Last night was the most painful. We stayed up all night talking, marking the hours until noon when he walked out and away for the last time. I know he was oblivious to it, but the closer he got to that golden hour, the more he transformed into what was for me a mirage — the embodiment of a status (release) for which I yearn but keeps being yanked away at the moment I about to grasp it.
I saw freedom shimmer in his eyes as he envisioned hugging his grandbabies for the first time. I felt it in the tension that dissipated from his shoulders as he realized lockdowns would no longer separate him from his kids for weeks at a time. I heard it in his joyous laughter when an officer brought his lunch tray and I kidded that he didn’t deserve his chicken patty. His response: “I don’t want it! I’m about to go to Popeye’s and buy one of the chicken sandwiches with the tasty-looking sauce I always see on TV. In fact, I’m going to tell them to give me two of them, since prison only allowed me one!” You see, freedom gives you choices, something we’ve been deprived of all these years.
He was the human manifestation of freedom, and it was beautiful. I tasted it. I smelled it. I almost touched it. Oh, how badly I wished he could put me in his pocket and take me with him. I tried to soak in his rays of freedom but could only drown in the realization that I was still incarcerated.
There was a time when the release of a fellow prisoner wouldn’t have affected me this way, when I could be locked down in my cell for months at a time, with very little or even no contact with my loved ones or the outside world, and it seemed normal. Survivable. You see, I was raised in the bowels of the penal system; I’ve spent more time in prison than out. Over time, as I focused on surviving the here and now, so many layers of protection formed over my heart that it’s like a coat of armor. To be honest, without that, I would have gone crazy.
But it’s different now. My trip back to my home “state” (D.C.) for a petition that came close to winning my freedom showed me a different world. And it tore off my armor. My collaborator, Pam, asked me to write this essay in response to a Medium writing prompt related to reentry: “Tell us about an experience you’ve had coming back to something — or someone — after time away. What changed in your absence?” For almost two years, I had been away from the federal penitentiary that had been my “home.” But what changed wasn’t the “feds,” it was me. My armor has been ripped off. I’m no longer a prisoner! My body is held captive here, but my soul is home. This makes doing time so much harder.

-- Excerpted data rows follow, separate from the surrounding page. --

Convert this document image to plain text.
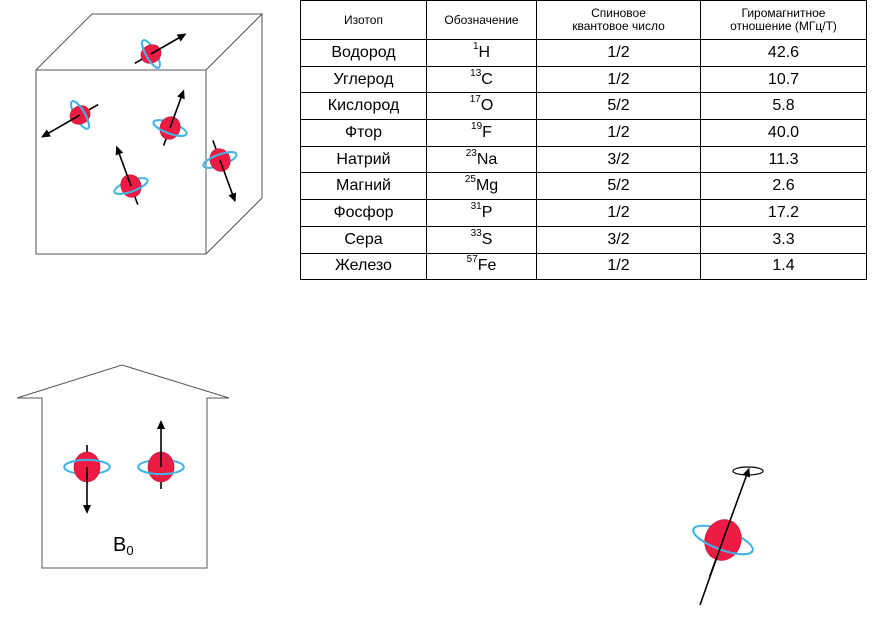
Изотоп	Обозначение	Спиновое квантовое число	Гиромагнитное отношение (МГц/Т)

Водород	$^1$H	1/2	42.6
Углерод	$^{13}$C	1/2	10.7
Кислород	$^{17}$O	5/2	5.8
Фтор	$^{19}$F	1/2	40.0
Натрий	$^{23}$Na	3/2	11.3
Магний	$^{25}$Mg	5/2	2.6
Фосфор	$^{31}$P	1/2	17.2
Сера	$^{33}$S	3/2	3.3
Железо	$^{57}$Fe	1/2	1.4
$B_0$
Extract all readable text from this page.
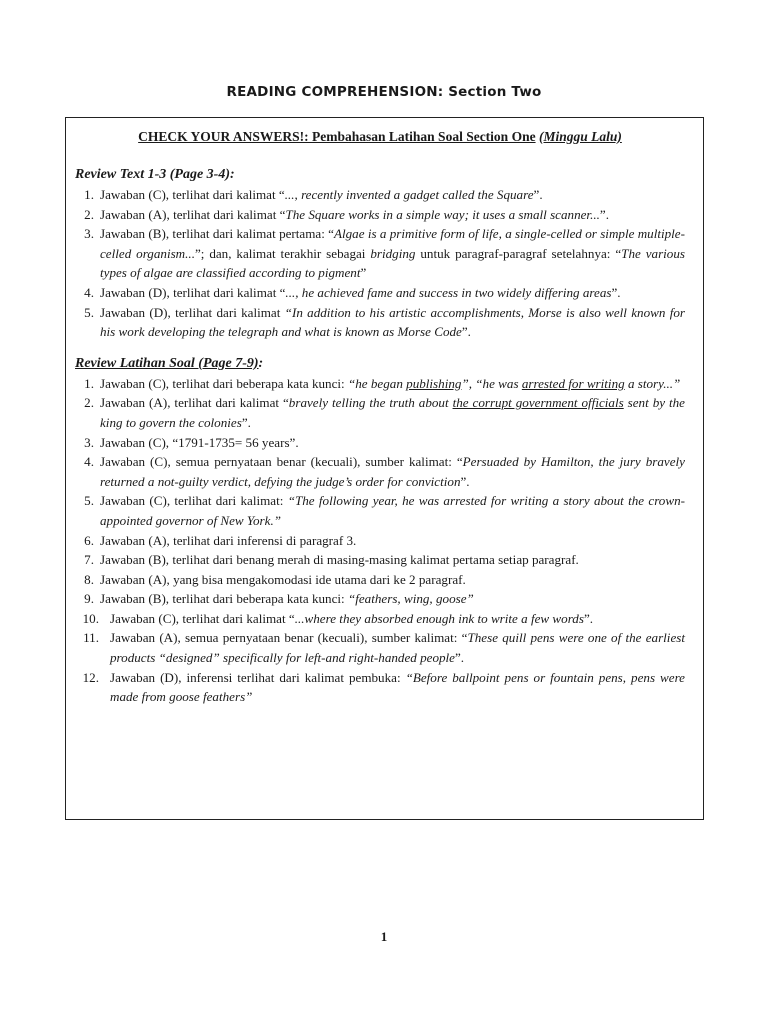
READING COMPREHENSION: Section Two
CHECK YOUR ANSWERS!: Pembahasan Latihan Soal Section One (Minggu Lalu)
Review Text 1-3 (Page 3-4):
1. Jawaban (C), terlihat dari kalimat “..., recently invented a gadget called the Square”.
2. Jawaban (A), terlihat dari kalimat “The Square works in a simple way; it uses a small scanner...”.
3. Jawaban (B), terlihat dari kalimat pertama: “Algae is a primitive form of life, a single-celled or simple multiple-celled organism...”; dan, kalimat terakhir sebagai bridging untuk paragraf-paragraf setelahnya: “The various types of algae are classified according to pigment”
4. Jawaban (D), terlihat dari kalimat “..., he achieved fame and success in two widely differing areas”.
5. Jawaban (D), terlihat dari kalimat “In addition to his artistic accomplishments, Morse is also well known for his work developing the telegraph and what is known as Morse Code”.
Review Latihan Soal (Page 7-9):
1. Jawaban (C), terlihat dari beberapa kata kunci: “he began publishing”, “he was arrested for writing a story...”
2. Jawaban (A), terlihat dari kalimat “bravely telling the truth about the corrupt government officials sent by the king to govern the colonies”.
3. Jawaban (C), “1791-1735= 56 years”.
4. Jawaban (C), semua pernyataan benar (kecuali), sumber kalimat: “Persuaded by Hamilton, the jury bravely returned a not-guilty verdict, defying the judge’s order for conviction”.
5. Jawaban (C), terlihat dari kalimat: “The following year, he was arrested for writing a story about the crown-appointed governor of New York.”
6. Jawaban (A), terlihat dari inferensi di paragraf 3.
7. Jawaban (B), terlihat dari benang merah di masing-masing kalimat pertama setiap paragraf.
8. Jawaban (A), yang bisa mengakomodasi ide utama dari ke 2 paragraf.
9. Jawaban (B), terlihat dari beberapa kata kunci: “feathers, wing, goose”
10. Jawaban (C), terlihat dari kalimat “...where they absorbed enough ink to write a few words”.
11. Jawaban (A), semua pernyataan benar (kecuali), sumber kalimat: “These quill pens were one of the earliest products “designed” specifically for left-and right-handed people”.
12. Jawaban (D), inferensi terlihat dari kalimat pembuka: “Before ballpoint pens or fountain pens, pens were made from goose feathers”
1
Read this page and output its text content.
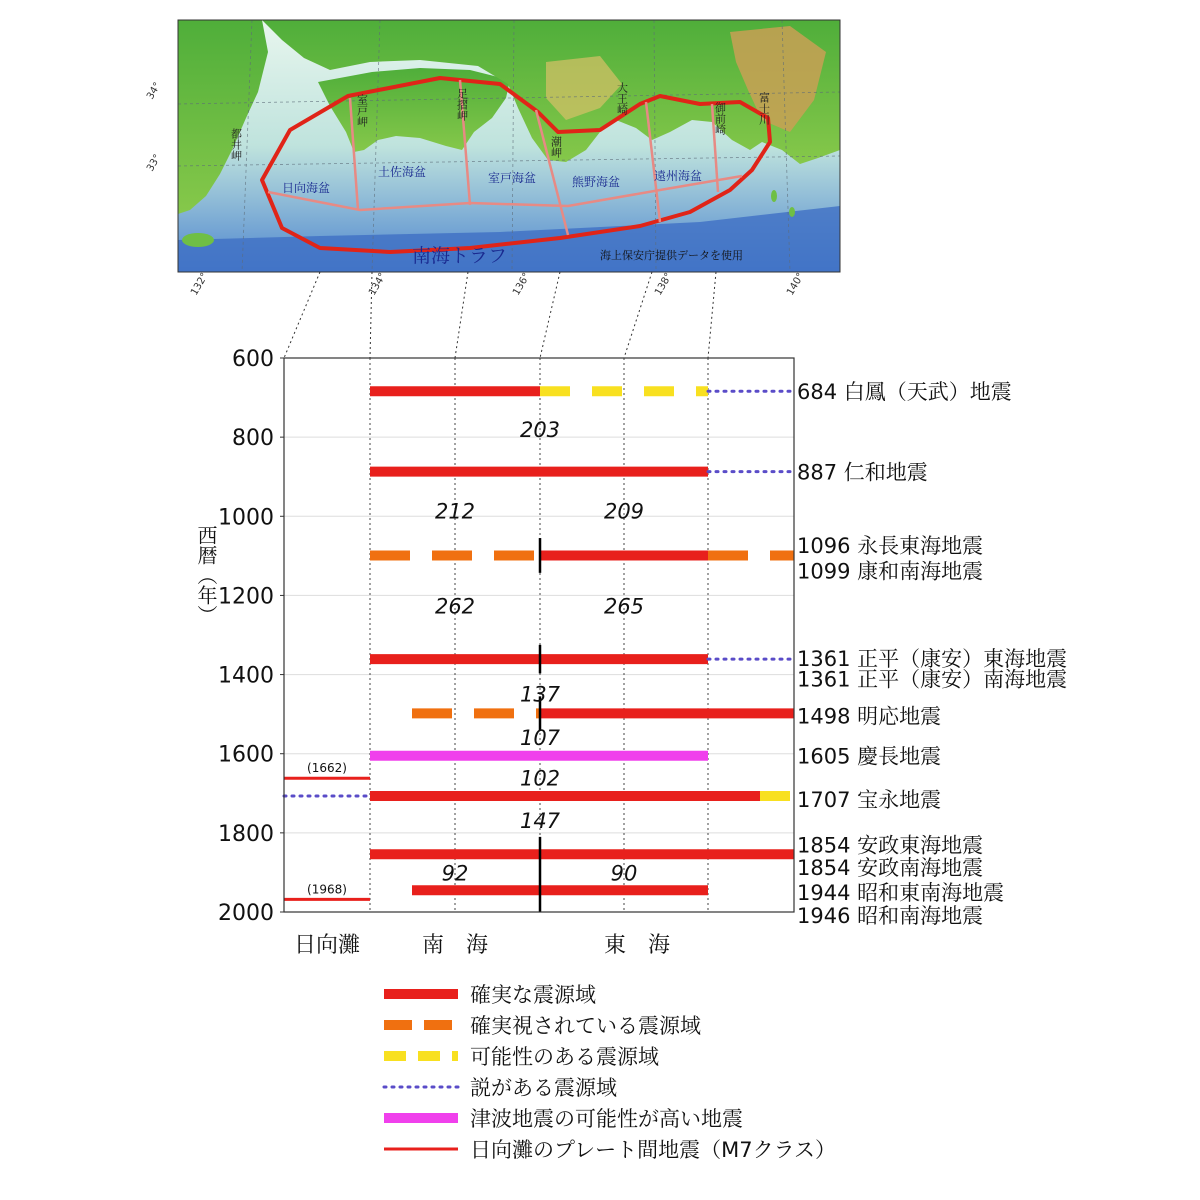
都井岬
室戸岬	足摺岬
潮岬
大王崎
御前崎	富士川
日向海盆
土佐海盆	室戸海盆	熊野海盆	遠州海盆
南海トラフ	海上保安庁提供データを使用
132°	134°	136°	138°	140°
34°
33°
203
212	209
262	265
137
107
102
147
92	90
(1662)
(1968)
600
800
1000
1200
1400
1600
1800
2000
西暦（年）
684 白鳳（天武）地震
887 仁和地震
1096 永長東海地震
1099 康和南海地震
1361 正平（康安）東海地震
1361 正平（康安）南海地震
1498 明応地震
1605 慶長地震
1707 宝永地震
1854 安政東海地震
1854 安政南海地震
1944 昭和東南海地震
1946 昭和南海地震
日向灘	南　海	東　海
確実な震源域
確実視されている震源域
可能性のある震源域
説がある震源域
津波地震の可能性が高い地震
日向灘のプレート間地震（M7クラス）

All of my friends who have done time are telling me it’s going to be OK and I’ll be home faster than it feels. And Rat (my “brother”) told me that football season is here and once that’s over, it will be a new year (new chance). That’s the way he used to mark his “bid” (passage of his sentence) — by the sports seasons. But honestly, right now each minute seems like an hour, each day a year.
I yearn to experience the freedom I saw through the window of my cellie’s eyes, for real.